His expression did not change. “‘Of course’? Taking not a breath to consider? How quickly you agree.”
“I will not betray you again, Asterion. Teach me the darkcraft and I swear—on the life of my daughter!—that I will use it to destroy the Game utterly. It shall never entrap you again.”
He nodded, very slowly, holding her eyes the entire time. On the life of her daughter? No Mistress of the Labyrinth ever used the name of her daughter lightly. Yes…yes, she was being honest with him.
As honest as Ariadne could be.
He smiled, tight and hard. “Your hatred of Theseus must be great indeed to arrange such dark bargains. First with the Crone, and then with me.”

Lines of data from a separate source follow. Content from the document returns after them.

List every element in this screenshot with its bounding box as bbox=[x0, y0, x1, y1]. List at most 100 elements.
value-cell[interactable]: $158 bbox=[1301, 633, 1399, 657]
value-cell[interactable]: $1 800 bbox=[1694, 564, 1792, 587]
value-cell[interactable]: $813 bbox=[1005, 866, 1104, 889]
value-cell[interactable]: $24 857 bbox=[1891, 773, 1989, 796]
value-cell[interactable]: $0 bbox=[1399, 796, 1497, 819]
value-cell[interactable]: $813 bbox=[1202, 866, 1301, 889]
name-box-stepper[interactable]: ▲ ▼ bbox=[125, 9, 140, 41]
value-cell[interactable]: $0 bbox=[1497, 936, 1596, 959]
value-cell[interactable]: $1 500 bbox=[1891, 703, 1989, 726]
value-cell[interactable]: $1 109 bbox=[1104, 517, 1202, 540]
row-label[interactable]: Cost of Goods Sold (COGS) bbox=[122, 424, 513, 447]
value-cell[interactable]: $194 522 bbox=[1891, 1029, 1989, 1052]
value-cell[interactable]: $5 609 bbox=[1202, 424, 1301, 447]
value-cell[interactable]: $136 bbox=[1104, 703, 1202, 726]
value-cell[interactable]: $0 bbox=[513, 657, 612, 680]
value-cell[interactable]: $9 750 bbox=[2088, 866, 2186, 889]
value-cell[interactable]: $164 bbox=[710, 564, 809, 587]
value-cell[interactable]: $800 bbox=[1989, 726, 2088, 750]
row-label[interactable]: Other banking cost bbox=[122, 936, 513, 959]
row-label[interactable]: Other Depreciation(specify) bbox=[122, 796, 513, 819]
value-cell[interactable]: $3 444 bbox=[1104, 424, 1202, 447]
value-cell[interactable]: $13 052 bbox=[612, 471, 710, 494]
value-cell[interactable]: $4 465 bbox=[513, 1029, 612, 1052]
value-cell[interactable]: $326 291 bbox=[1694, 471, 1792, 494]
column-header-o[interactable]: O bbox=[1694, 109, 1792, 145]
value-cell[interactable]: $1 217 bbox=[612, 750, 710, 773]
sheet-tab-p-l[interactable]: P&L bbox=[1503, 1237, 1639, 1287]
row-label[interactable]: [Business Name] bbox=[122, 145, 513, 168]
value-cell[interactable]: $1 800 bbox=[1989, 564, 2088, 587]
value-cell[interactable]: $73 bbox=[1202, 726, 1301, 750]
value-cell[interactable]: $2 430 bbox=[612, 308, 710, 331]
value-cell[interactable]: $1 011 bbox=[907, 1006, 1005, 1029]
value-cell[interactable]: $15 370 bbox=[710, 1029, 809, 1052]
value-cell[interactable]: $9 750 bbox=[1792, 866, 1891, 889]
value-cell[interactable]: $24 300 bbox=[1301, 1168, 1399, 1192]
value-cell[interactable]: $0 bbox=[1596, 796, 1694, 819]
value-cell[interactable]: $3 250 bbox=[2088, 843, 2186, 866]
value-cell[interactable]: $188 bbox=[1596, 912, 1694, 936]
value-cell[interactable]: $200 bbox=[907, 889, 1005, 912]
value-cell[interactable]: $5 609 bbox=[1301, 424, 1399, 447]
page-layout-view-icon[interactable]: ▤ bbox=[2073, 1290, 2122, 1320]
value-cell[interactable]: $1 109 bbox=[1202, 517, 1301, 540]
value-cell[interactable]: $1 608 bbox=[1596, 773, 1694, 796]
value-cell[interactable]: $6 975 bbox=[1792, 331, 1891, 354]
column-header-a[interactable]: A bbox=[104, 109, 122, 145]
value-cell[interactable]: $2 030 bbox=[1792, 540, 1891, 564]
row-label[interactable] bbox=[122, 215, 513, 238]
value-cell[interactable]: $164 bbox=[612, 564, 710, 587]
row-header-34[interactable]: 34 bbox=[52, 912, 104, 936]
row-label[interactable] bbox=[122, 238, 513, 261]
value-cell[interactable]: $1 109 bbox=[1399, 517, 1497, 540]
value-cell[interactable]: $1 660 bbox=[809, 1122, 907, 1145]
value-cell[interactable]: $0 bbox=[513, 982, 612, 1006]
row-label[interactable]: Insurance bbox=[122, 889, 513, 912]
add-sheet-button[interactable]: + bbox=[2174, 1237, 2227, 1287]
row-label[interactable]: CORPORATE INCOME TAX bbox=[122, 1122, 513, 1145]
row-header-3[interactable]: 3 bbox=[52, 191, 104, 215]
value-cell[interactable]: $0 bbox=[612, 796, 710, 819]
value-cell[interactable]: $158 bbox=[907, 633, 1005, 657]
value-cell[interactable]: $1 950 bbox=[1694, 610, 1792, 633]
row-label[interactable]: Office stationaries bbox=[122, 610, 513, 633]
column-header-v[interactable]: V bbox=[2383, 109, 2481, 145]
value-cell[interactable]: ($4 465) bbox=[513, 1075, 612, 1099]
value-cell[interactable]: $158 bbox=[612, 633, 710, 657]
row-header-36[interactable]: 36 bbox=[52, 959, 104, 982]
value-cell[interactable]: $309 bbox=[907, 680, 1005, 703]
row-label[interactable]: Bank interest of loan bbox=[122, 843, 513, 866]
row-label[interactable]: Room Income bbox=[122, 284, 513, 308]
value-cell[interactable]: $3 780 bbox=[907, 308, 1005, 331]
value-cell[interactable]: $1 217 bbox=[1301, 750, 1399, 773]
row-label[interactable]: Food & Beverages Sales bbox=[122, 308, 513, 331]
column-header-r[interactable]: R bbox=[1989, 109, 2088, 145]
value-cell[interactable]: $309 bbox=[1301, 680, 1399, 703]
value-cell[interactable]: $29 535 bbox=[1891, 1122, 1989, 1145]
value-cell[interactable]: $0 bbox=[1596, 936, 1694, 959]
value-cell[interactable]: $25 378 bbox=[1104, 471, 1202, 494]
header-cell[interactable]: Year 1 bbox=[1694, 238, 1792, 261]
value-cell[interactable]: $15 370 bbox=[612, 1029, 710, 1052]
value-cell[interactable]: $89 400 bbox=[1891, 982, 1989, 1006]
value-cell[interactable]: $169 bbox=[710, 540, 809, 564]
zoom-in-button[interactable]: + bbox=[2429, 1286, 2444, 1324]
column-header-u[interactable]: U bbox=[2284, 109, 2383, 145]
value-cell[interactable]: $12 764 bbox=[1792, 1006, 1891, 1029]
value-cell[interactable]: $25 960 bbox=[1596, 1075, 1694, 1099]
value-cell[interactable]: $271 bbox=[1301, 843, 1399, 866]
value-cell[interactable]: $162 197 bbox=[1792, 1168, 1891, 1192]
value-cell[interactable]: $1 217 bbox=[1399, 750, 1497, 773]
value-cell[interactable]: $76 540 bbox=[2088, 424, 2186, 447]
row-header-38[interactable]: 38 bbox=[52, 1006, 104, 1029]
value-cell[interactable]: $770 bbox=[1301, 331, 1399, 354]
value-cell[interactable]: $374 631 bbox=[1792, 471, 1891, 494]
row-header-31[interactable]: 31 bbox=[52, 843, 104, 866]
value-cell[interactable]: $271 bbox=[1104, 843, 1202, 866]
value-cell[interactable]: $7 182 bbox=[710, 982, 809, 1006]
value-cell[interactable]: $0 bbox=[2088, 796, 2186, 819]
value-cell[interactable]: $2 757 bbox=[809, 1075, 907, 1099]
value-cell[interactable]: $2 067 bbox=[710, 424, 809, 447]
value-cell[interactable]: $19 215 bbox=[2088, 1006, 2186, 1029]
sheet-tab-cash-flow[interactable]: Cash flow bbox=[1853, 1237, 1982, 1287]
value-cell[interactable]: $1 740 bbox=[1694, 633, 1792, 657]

She inclined her head. “He thought to cast me aside,” she said. “No one does that to the Mistress of the Labyrinth.”
“Very well,” he said. “I accept. The bargain is concluded.” His hand tightened once more in the waistband of her skirt, but this time far more cruelly. “You shall have the darkcraft, but I shall take my pleasure in it. Pain, for the pain you inflicted on me. Pain, to seal the bargain made between us.”
He buried his other hand in her elaborately braided hair and, with all the strength of the bull that was his, he lifted her up and hurled her down to the bed.
That night was agonisingly long, and she emerged from it barely alive, but at the end of it Ariadne had what she wanted.
Two days later, stiff, sore, her badly damaged body protesting at every step, Ariadne made her way into the village’s herb garden. In her arms she carried the wicker basket, and in that basket rested her sleeping daughter.
Two of the village midwives who had attended the birth of her daughter watched uneasily from the shadowed doorway of the house Ariadne had left.